Relase base models for fine-tuning

teowu · web-flow · commit f8bf2cf166da · 2024-12-01T21:34:52.000+08:00
diff --git a/README.md b/README.md
@@ -14,7 +14,9 @@ Aria is a multimodal native MoE model. It features:
   
 
 ## News
-- 2024.10.10: We release Aria!
+- [Dec 1, 2024] We release the base models for Aria ([Aria-Base-8K](https://huggingface.co/rhymes-ai/Aria-Base-8K) and [Aria-Base-64K](https://huggingface.co/rhymes-ai/Aria-Base-64K))! They are fully compatible with this inference \& fine-tuning codebase. 
+
+- [Oct 10, 2024] We release Aria!
 
 ## Quick Start
 
@@ -99,7 +101,19 @@ We offer both LoRA fine-tuning and full parameter tuning, using various dataset
 - Video datasets
 - Code datasets
 
-For a quick try, visit the [examples](./examples) folder and choose one of the fine-tuning examples.
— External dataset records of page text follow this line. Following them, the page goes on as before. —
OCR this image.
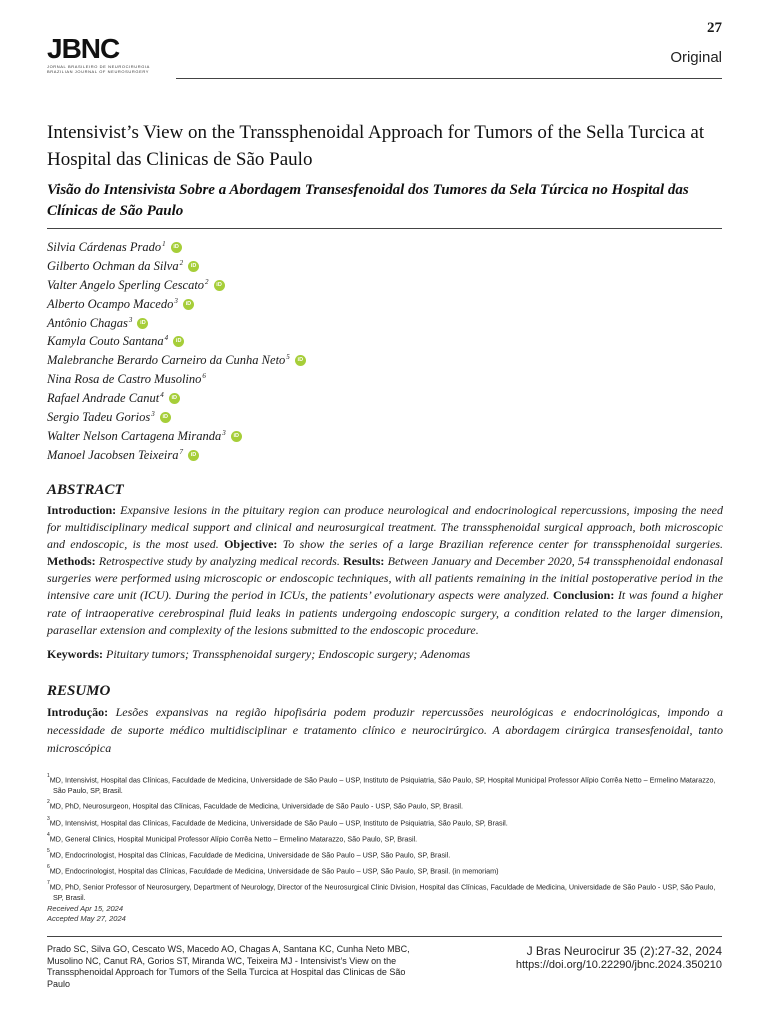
27
JBNC
JORNAL BRASILEIRO DE NEUROCIRURGIA
BRAZILIAN JOURNAL OF NEUROSURGERY
Original
Intensivist’s View on the Transsphenoidal Approach for Tumors of the Sella Turcica at Hospital das Clinicas de São Paulo
Visão do Intensivista Sobre a Abordagem Transesfenoidal dos Tumores da Sela Túrcica no Hospital das Clínicas de São Paulo
Silvia Cárdenas Prado$^1$	iD
Gilberto Ochman da Silva$^2$	iD
Valter Angelo Sperling Cescato$^2$	iD
Alberto Ocampo Macedo$^3$	iD
Antônio Chagas$^3$	iD
Kamyla Couto Santana$^4$	iD
Malebranche Berardo Carneiro da Cunha Neto$^5$	iD
Nina Rosa de Castro Musolino$^6$
Rafael Andrade Canut$^4$	iD
Sergio Tadeu Gorios$^3$	iD
Walter Nelson Cartagena Miranda$^3$	iD
Manoel Jacobsen Teixeira$^7$	iD
ABSTRACT

Introduction: Expansive lesions in the pituitary region can produce neurological and endocrinological repercussions, imposing the need for multidisciplinary medical support and clinical and neurosurgical treatment. The transsphenoidal surgical approach, both microscopic and endoscopic, is the most used. Objective: To show the series of a large Brazilian reference center for transsphenoidal surgeries. Methods: Retrospective study by analyzing medical records. Results: Between January and December 2020, 54 transsphenoidal endonasal surgeries were performed using microscopic or endoscopic techniques, with all patients remaining in the initial postoperative period in the intensive care unit (ICU). During the period in ICUs, the patients’ evolutionary aspects were analyzed. Conclusion: It was found a higher rate of intraoperative cerebrospinal fluid leaks in patients undergoing endoscopic surgery, a condition related to the larger dimension, parasellar extension and complexity of the lesions submitted to the endoscopic procedure.

Keywords: Pituitary tumors; Transsphenoidal surgery; Endoscopic surgery; Adenomas

RESUMO

Introdução: Lesões expansivas na região hipofisária podem produzir repercussões neurológicas e endocrinológicas, impondo a necessidade de suporte médico multidisciplinar e tratamento clínico e neurocirúrgico. A abordagem cirúrgica transesfenoidal, tanto microscópica

$^1$MD, Intensivist, Hospital das Clínicas, Faculdade de Medicina, Universidade de São Paulo – USP, Instituto de Psiquiatria, São Paulo, SP, Hospital Municipal Professor Alípio Corrêa Netto – Ermelino Matarazzo, São Paulo, SP, Brasil.
$^2$MD, PhD, Neurosurgeon, Hospital das Clínicas, Faculdade de Medicina, Universidade de São Paulo - USP, São Paulo, SP, Brasil.
$^3$MD, Intensivist, Hospital das Clínicas, Faculdade de Medicina, Universidade de São Paulo – USP, Instituto de Psiquiatria, São Paulo, SP, Brasil.
$^4$MD, General Clinics, Hospital Municipal Professor Alípio Corrêa Netto – Ermelino Matarazzo, São Paulo, SP, Brasil.
$^5$MD, Endocrinologist, Hospital das Clínicas, Faculdade de Medicina, Universidade de São Paulo – USP, São Paulo, SP, Brasil.
$^6$MD, Endocrinologist, Hospital das Clínicas, Faculdade de Medicina, Universidade de São Paulo – USP, São Paulo, SP, Brasil. (in memoriam)
$^7$MD, PhD, Senior Professor of Neurosurgery, Department of Neurology, Director of the Neurosurgical Clinic Division, Hospital das Clínicas, Faculdade de Medicina, Universidade de São Paulo - USP, São Paulo, SP, Brasil.
Received Apr 15, 2024
Accepted May 27, 2024
Prado SC, Silva GO, Cescato WS, Macedo AO, Chagas A, Santana KC, Cunha Neto MBC, Musolino NC, Canut RA, Gorios ST, Miranda WC, Teixeira MJ - Intensivist’s View on the Transsphenoidal Approach for Tumors of the Sella Turcica at Hospital das Clinicas de São Paulo
J Bras Neurocirur 35 (2):27-32, 2024
https://doi.org/10.22290/jbnc.2024.350210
+For a quick try, visit the [examples](./examples) folder and choose one of the fine-tuning examples. If you would like to fine-tune from base models (recommended when you have a large database), please change the following model paths in the configs ([full](recipes/config_full.yaml) or [lora](recipes/config_lora.yaml))
+
+```yaml
+model_name_or_path: rhymes-ai/Aria
+tokenizer_path: rhymes-ai/Aria
+```
+
+to the ones corresponding to one of the base models:
+
+```yaml
+model_name_or_path: rhymes-ai/Aria-Base-64K # rhymes-ai/Aria-Base-8K
+tokenizer_path: rhymes-ai/Aria-Base-64K # rhymes-ai/Aria-Base-8K
+```
 
 ### Prepare dataset
 Please refer to [custom_dataset.md](docs/custom_dataset.md) for how to prepare your dataset.